Um, not sure I'd actually want to be around book-lovers that live lives like Anna Karenina's or Raskolnikov's. Because, really, depression, much? Now, Clarissa Dalloway I might take, or wait, is that too middle class for you?
And the Deli middle classes... hmm... wait, are you really not a part of those very classes? Of course, here I am talking about the middle classes as a socioeconomic section of the populace of the city. Besides, while loud crass people can be terrifyingly annoying, and annoyingly terrifying, this condescending tone towards the middle classes in general and a certain part of the middle class in particular ("Men with huge paunches and hanging chests wore tight tee-shirts (just as they do in Preet Vihar's malls) while their bosomy women blinded my eyes with Christmassy sarees, look-I'm-on-holiday straw hats, and cameras in place of mangalsutras") smacks of elitism. Intellectual elitism, maybe, but elitism nevertheless.
Now, I like reading my translated Tolstoi and Dostoevsky while sipping my chai latte as much as the next "intellectual" snob, but that does not mean I necessarily condone the sort of snobbery I practice. Oops, hypocrisy. Which is the very thing you are guilty of.

aman said...

@applepiecrust: i was severely tempted to respond with a 'hear, hear', but...
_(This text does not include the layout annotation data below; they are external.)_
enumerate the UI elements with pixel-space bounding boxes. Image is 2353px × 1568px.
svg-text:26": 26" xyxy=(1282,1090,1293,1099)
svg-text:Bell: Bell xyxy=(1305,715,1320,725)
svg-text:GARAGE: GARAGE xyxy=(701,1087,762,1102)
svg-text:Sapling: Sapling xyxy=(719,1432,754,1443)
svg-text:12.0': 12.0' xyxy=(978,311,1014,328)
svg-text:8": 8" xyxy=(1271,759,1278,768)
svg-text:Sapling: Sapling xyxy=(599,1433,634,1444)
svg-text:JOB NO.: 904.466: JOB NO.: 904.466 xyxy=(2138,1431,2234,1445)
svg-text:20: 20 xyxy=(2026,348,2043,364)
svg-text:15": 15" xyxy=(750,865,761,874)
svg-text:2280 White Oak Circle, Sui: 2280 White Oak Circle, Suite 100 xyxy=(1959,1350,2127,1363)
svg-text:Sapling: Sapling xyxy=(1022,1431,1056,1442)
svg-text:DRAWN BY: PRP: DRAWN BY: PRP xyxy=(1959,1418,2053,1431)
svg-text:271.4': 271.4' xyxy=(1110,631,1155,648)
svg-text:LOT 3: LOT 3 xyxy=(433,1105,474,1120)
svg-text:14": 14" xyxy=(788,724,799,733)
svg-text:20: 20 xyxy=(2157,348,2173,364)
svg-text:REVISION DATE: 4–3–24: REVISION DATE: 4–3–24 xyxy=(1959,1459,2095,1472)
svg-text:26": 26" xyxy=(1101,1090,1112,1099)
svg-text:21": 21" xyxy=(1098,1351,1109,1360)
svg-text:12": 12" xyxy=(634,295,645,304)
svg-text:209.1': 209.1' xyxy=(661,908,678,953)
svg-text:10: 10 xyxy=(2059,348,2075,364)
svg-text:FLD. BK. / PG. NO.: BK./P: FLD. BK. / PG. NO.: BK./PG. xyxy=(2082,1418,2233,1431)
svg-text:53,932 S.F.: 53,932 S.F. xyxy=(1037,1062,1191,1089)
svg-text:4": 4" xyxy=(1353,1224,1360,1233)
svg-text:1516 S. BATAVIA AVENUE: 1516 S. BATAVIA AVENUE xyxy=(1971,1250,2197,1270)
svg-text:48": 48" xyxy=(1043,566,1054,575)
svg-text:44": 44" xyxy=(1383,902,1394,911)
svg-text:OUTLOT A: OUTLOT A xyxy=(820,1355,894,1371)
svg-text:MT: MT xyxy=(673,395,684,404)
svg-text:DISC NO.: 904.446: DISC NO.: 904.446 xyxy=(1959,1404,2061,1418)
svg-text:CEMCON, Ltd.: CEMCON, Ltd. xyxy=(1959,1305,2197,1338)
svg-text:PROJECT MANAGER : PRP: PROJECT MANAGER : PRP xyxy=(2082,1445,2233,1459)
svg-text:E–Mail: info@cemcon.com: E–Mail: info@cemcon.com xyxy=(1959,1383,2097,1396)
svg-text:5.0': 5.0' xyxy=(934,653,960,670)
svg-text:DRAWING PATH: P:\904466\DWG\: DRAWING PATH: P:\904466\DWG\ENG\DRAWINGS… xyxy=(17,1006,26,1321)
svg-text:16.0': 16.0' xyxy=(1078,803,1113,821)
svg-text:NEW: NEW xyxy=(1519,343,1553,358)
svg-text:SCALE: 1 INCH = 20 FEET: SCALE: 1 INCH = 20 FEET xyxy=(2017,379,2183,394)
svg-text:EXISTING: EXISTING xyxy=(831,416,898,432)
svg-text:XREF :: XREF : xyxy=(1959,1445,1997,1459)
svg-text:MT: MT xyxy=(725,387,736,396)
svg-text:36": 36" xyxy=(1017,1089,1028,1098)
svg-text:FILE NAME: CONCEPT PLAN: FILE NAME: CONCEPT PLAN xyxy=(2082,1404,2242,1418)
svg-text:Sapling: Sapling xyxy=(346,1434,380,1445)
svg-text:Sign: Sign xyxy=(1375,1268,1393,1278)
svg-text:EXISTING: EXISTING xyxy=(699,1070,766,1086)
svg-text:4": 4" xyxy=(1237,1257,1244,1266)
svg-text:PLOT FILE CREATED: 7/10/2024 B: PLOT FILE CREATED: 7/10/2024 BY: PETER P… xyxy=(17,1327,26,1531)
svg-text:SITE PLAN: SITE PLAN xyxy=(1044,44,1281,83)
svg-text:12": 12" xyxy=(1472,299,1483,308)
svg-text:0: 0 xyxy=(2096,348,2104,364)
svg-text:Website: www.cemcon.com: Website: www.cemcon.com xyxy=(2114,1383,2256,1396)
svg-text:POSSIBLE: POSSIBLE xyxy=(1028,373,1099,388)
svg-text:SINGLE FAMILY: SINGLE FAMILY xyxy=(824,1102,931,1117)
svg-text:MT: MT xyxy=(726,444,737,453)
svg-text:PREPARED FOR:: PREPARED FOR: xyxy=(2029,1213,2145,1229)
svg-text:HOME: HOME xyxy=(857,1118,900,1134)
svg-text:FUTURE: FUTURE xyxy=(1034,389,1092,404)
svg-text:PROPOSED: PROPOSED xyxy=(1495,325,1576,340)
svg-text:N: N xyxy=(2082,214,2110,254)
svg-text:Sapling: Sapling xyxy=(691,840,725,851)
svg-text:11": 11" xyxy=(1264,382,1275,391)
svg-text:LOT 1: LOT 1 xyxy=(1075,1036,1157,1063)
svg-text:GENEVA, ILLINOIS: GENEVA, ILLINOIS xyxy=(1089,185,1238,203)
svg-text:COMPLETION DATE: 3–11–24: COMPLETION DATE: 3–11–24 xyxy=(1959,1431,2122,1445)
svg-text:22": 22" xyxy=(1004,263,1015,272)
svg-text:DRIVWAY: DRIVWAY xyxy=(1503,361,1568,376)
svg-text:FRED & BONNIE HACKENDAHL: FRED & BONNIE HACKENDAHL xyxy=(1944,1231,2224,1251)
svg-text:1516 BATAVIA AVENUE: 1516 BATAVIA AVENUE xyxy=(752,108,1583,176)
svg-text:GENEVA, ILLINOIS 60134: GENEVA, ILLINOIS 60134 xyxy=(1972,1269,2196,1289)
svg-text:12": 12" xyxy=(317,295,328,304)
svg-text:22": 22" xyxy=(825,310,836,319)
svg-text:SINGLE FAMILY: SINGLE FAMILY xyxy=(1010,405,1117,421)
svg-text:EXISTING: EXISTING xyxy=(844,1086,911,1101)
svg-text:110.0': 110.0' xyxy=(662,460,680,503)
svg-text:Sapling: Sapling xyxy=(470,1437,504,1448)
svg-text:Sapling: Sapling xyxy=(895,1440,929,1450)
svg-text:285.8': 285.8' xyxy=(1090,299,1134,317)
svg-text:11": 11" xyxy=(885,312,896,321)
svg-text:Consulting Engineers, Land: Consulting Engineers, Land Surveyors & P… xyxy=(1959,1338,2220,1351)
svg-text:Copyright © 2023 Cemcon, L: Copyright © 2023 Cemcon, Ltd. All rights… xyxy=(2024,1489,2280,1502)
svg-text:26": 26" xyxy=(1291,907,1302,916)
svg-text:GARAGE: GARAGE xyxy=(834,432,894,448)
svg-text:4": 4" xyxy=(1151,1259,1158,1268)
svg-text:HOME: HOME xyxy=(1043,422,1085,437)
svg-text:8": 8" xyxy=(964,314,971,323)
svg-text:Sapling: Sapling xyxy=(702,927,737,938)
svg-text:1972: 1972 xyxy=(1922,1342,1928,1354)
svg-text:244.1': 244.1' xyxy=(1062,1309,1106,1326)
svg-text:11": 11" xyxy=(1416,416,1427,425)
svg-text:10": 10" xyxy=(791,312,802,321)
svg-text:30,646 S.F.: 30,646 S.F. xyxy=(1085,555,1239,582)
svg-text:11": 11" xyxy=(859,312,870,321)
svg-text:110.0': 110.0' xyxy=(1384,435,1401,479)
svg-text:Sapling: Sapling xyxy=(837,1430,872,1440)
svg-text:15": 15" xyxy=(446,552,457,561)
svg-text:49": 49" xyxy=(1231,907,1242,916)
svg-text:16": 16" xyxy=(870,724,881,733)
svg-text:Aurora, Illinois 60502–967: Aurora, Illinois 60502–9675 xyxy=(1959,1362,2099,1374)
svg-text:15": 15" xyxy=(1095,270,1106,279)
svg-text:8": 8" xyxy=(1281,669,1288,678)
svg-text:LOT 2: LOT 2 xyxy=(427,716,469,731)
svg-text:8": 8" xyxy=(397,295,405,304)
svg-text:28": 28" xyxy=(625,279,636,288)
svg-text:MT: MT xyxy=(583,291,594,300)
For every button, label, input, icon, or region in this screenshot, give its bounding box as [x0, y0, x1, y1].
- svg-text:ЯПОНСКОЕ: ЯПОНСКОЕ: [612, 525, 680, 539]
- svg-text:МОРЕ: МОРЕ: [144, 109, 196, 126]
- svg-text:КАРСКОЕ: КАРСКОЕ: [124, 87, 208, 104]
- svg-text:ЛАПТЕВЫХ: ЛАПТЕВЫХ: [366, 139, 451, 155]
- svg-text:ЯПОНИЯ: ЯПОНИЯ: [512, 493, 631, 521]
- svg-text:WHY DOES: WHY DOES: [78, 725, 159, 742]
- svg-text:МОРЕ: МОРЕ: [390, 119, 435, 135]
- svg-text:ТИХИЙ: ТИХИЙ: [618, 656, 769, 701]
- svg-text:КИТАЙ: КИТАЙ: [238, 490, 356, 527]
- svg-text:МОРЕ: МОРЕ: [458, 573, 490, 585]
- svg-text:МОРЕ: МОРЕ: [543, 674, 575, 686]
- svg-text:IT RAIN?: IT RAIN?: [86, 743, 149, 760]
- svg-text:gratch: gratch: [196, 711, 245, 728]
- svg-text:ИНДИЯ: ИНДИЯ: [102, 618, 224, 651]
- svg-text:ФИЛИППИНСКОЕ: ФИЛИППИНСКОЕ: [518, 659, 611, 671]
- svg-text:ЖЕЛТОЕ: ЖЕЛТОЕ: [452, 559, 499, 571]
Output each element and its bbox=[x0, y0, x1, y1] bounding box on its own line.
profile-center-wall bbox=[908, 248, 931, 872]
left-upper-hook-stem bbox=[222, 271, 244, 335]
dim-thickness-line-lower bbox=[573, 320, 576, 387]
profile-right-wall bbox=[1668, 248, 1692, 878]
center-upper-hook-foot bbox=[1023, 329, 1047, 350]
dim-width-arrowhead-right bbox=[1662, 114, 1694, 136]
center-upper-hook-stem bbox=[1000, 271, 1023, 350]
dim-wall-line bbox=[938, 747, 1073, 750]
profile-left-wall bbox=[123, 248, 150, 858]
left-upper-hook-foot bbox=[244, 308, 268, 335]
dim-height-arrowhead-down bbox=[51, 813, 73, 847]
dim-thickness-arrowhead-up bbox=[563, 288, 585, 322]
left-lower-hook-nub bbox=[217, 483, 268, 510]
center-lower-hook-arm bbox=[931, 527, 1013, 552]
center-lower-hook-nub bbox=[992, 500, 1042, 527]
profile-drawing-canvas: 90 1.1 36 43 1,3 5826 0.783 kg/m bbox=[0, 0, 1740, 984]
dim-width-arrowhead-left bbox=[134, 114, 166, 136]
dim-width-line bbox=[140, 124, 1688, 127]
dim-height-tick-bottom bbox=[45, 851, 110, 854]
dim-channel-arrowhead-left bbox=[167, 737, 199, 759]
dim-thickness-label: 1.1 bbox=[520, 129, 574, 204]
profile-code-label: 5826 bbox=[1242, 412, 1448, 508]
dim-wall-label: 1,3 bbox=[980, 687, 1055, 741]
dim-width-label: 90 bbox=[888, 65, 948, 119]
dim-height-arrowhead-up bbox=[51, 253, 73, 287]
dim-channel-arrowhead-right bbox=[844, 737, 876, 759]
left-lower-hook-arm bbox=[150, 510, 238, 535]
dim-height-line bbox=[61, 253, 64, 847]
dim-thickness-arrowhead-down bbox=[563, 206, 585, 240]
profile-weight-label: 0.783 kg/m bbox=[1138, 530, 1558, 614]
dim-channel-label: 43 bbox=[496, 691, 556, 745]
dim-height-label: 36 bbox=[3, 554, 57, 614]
the assumption that you or anyone else is somehow 'intellectually' elite because you read a dead russian is somehow jarring. the fact that any of us can actually read by itself puts us in a rarefied demography. it is by no means reason to claim elitism. maybe you should check up on the educational qualifications of most of the middle class. you will find that they're all graduates. most found something better to do than sit around all day like you and me reading what dead men have to say. that we have nothing better to do is fairly obvious not only from Mr. Soofi's post, but also from the time we've spent here, commenting.

ofcourse, i've found its utterly useless to say this.

(outside of this, i really have no argument with what you. i agree with everything you're saying.)

Anonymous said...

Right. So here we have a man who, a week ago, was, or was on the way to being, everything that the hit-by-this-article middle class people are. And he sort of loved it.
But now, says he, ..like you and me reading what dead men have to say... thereby grouping himself with 'us' - the ones who don't love the paunches and the mangalsutras and the rest of it.
So that's neither here nor there, that is to say, very middle.

Poko said...

I liked your description of the tight t shirt wearing men in preet vihar malls, haha...sensational!!

ladyashlee said...

Hello!

While I'm all for intellectual snobbery and elitism (and indulge in it far too much myself), I don't think the middle class stifles the imagination. Too much intellectual pretension is as stifling to the imagination as is the mundane world of the middle-classes.

There is a strange sort of beauty in seeing those pot-bellied men, camera-toting wives and grubby children. Their chloroformed existence is often merely a mask, for thoughts they they simply don't dare to think. More than meets the eye, perhaps?